Machine learning approach for pooled DNA sample calibration

Background Despite ongoing reduction in genotyping costs, genomic studies involving large numbers of species with low economic value (such as Black Tiger prawns) remain cost prohibitive. In this scenario DNA pooling is an attractive option to reduce genotyping costs. However, genotyping of pooled samples comprising DNA from many individuals is challenging due to the presence of errors that exceed the allele frequency quantisation size and therefore cannot be simply corrected by clustering techniques.
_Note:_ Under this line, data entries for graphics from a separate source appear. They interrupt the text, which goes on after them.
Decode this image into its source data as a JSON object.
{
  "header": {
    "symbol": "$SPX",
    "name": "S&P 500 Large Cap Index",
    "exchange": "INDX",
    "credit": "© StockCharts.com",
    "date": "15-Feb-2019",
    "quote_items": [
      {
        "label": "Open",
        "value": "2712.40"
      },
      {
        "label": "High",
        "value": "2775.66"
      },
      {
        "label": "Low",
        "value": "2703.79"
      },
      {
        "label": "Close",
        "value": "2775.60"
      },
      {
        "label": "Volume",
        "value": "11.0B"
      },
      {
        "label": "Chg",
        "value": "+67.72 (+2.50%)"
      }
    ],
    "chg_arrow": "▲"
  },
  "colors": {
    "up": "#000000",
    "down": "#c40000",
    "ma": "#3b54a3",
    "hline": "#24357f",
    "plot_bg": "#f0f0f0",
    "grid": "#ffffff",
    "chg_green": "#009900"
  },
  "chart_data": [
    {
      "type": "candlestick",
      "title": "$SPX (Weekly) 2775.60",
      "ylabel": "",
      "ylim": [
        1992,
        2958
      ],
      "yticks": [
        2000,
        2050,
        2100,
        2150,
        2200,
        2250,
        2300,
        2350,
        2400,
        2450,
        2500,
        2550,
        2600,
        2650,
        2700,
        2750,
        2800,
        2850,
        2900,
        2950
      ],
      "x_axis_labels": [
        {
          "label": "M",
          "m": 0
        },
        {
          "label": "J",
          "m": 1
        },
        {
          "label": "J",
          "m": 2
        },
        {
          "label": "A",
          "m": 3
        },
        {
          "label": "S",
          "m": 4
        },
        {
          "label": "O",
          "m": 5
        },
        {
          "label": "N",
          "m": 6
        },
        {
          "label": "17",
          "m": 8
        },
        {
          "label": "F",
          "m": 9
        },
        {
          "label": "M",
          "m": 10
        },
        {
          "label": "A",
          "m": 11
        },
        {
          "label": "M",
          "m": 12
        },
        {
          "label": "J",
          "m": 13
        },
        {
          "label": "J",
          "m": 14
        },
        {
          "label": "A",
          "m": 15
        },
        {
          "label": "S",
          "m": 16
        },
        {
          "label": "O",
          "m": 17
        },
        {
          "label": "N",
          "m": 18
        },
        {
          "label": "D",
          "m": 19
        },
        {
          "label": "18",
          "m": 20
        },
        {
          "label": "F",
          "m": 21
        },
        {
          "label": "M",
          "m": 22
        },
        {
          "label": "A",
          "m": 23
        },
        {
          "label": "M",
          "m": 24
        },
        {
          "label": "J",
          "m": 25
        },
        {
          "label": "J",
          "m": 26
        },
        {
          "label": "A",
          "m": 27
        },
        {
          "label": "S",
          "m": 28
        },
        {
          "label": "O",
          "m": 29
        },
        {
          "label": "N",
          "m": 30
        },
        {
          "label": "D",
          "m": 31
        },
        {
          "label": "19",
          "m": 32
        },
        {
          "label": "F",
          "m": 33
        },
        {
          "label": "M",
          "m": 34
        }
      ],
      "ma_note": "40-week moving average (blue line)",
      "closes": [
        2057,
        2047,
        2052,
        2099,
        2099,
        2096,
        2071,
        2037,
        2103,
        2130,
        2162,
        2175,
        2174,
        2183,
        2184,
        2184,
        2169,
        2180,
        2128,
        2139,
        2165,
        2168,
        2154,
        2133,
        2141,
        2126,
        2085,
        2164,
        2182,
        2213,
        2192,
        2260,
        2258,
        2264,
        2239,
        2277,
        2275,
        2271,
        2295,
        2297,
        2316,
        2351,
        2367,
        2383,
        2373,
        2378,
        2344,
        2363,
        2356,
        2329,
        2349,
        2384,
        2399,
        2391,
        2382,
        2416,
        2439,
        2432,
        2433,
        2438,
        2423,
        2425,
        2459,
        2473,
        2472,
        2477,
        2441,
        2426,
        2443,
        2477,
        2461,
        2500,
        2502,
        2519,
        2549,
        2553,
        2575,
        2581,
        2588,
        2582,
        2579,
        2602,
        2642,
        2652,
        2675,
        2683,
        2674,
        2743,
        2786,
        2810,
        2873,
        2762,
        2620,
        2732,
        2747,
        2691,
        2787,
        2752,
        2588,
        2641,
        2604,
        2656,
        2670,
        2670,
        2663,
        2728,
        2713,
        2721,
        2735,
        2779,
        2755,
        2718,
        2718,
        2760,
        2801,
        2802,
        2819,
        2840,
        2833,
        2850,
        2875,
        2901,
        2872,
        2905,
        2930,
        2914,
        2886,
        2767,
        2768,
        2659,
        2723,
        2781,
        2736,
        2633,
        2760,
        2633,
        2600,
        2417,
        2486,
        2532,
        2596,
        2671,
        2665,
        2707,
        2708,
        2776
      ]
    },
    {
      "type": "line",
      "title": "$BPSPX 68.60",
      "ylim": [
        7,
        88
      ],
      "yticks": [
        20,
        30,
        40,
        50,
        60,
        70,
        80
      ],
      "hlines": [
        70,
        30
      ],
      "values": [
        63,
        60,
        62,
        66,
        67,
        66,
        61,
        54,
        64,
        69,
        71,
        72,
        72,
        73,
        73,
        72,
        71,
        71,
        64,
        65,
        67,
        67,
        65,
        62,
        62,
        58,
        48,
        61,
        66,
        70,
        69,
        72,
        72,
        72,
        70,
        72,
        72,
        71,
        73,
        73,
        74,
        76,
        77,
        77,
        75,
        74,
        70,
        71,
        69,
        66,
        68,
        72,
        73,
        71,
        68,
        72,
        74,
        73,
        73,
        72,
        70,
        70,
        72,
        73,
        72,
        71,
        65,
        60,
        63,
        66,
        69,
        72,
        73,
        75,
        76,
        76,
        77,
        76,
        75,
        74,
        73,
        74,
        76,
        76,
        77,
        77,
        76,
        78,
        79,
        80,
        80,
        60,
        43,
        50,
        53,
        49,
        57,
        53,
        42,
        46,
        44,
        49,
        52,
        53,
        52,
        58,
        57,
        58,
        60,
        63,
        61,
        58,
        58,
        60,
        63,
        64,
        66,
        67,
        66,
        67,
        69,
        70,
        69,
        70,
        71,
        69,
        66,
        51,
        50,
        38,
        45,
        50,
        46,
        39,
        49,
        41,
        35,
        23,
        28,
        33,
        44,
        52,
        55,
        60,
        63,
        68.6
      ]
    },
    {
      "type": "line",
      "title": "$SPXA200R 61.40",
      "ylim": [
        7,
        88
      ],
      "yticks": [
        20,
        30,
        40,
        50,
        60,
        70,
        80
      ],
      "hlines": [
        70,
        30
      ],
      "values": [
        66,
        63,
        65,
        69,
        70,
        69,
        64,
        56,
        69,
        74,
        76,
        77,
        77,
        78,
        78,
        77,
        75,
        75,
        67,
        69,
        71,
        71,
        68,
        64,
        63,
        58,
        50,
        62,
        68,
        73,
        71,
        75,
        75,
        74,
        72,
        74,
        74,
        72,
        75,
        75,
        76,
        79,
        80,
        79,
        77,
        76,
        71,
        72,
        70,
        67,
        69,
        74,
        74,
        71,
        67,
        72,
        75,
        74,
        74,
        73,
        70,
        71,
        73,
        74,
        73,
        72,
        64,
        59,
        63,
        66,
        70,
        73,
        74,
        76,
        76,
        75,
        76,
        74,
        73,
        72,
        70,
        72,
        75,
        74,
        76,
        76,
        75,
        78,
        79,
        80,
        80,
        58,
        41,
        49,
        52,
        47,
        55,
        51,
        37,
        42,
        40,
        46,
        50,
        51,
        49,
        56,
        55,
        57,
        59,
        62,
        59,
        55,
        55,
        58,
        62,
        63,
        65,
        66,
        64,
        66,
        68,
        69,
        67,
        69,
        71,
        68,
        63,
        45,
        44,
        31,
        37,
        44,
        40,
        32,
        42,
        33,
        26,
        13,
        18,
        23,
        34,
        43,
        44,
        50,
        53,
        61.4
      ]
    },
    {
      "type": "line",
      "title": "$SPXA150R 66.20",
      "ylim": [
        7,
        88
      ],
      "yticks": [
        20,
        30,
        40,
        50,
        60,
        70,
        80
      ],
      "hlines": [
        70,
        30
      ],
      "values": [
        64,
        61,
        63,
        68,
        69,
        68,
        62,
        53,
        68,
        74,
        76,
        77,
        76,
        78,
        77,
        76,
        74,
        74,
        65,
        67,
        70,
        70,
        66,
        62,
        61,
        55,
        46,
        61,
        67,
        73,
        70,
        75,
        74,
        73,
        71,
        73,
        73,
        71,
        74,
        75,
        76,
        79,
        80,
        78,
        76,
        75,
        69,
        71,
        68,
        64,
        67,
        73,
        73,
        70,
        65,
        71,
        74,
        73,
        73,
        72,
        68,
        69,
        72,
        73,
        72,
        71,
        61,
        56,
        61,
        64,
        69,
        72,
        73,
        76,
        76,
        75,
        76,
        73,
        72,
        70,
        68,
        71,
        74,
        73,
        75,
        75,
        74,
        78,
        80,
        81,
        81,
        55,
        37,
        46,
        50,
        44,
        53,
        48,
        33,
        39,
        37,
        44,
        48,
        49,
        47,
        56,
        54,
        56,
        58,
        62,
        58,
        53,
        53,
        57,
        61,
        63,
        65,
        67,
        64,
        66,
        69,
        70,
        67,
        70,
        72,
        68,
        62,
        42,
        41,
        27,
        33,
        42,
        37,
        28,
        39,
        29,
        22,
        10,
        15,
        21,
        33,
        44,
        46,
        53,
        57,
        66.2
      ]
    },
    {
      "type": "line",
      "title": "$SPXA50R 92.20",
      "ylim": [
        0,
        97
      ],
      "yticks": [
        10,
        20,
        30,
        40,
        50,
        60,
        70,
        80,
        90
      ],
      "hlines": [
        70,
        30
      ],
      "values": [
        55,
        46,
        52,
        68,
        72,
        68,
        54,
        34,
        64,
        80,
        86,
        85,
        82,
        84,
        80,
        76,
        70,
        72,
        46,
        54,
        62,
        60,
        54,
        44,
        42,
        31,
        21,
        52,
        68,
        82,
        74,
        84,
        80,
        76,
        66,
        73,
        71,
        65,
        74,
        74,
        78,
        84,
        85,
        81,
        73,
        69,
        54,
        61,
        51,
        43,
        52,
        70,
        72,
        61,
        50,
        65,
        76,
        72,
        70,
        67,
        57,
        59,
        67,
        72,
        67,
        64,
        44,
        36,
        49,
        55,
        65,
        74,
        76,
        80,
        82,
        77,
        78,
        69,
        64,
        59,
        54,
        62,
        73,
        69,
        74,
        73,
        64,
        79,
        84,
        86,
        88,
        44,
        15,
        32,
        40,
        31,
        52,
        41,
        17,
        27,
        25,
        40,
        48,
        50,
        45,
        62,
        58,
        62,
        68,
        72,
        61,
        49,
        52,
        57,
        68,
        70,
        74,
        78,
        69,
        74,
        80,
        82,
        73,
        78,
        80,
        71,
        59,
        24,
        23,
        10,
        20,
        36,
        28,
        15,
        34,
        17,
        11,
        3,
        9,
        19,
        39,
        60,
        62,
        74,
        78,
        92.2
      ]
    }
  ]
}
The solution to the calibration problem is a correction to the allele frequency to mitigate errors incurred in the measurement process. We highlight the limitations of the existing calibration solutions such as the fact they impose assumptions on the variation between allele frequencies 0, 0.5, and 1.0, and address a limited set of error types. We propose a novel machine learning method to address the limitations identified. Results The approach is tested on SNPs genotyped with the Sequenom iPLEX platform and compared to existing state of the art calibration methods. The new method is capable of reducing the mean square error in allele frequency to half that achievable with existing approaches. Furthermore for the first time we demonstrate the importance of carefully considering the choice of training data when using calibration approaches built from pooled data. Conclusion This paper demonstrates that improvements in pooled allele frequency estimates result if the genotyping platform is characterised at allele frequencies other than the homozygous and heterozygous cases. Techniques capable of incorporating such information are described along with aspects of implementation.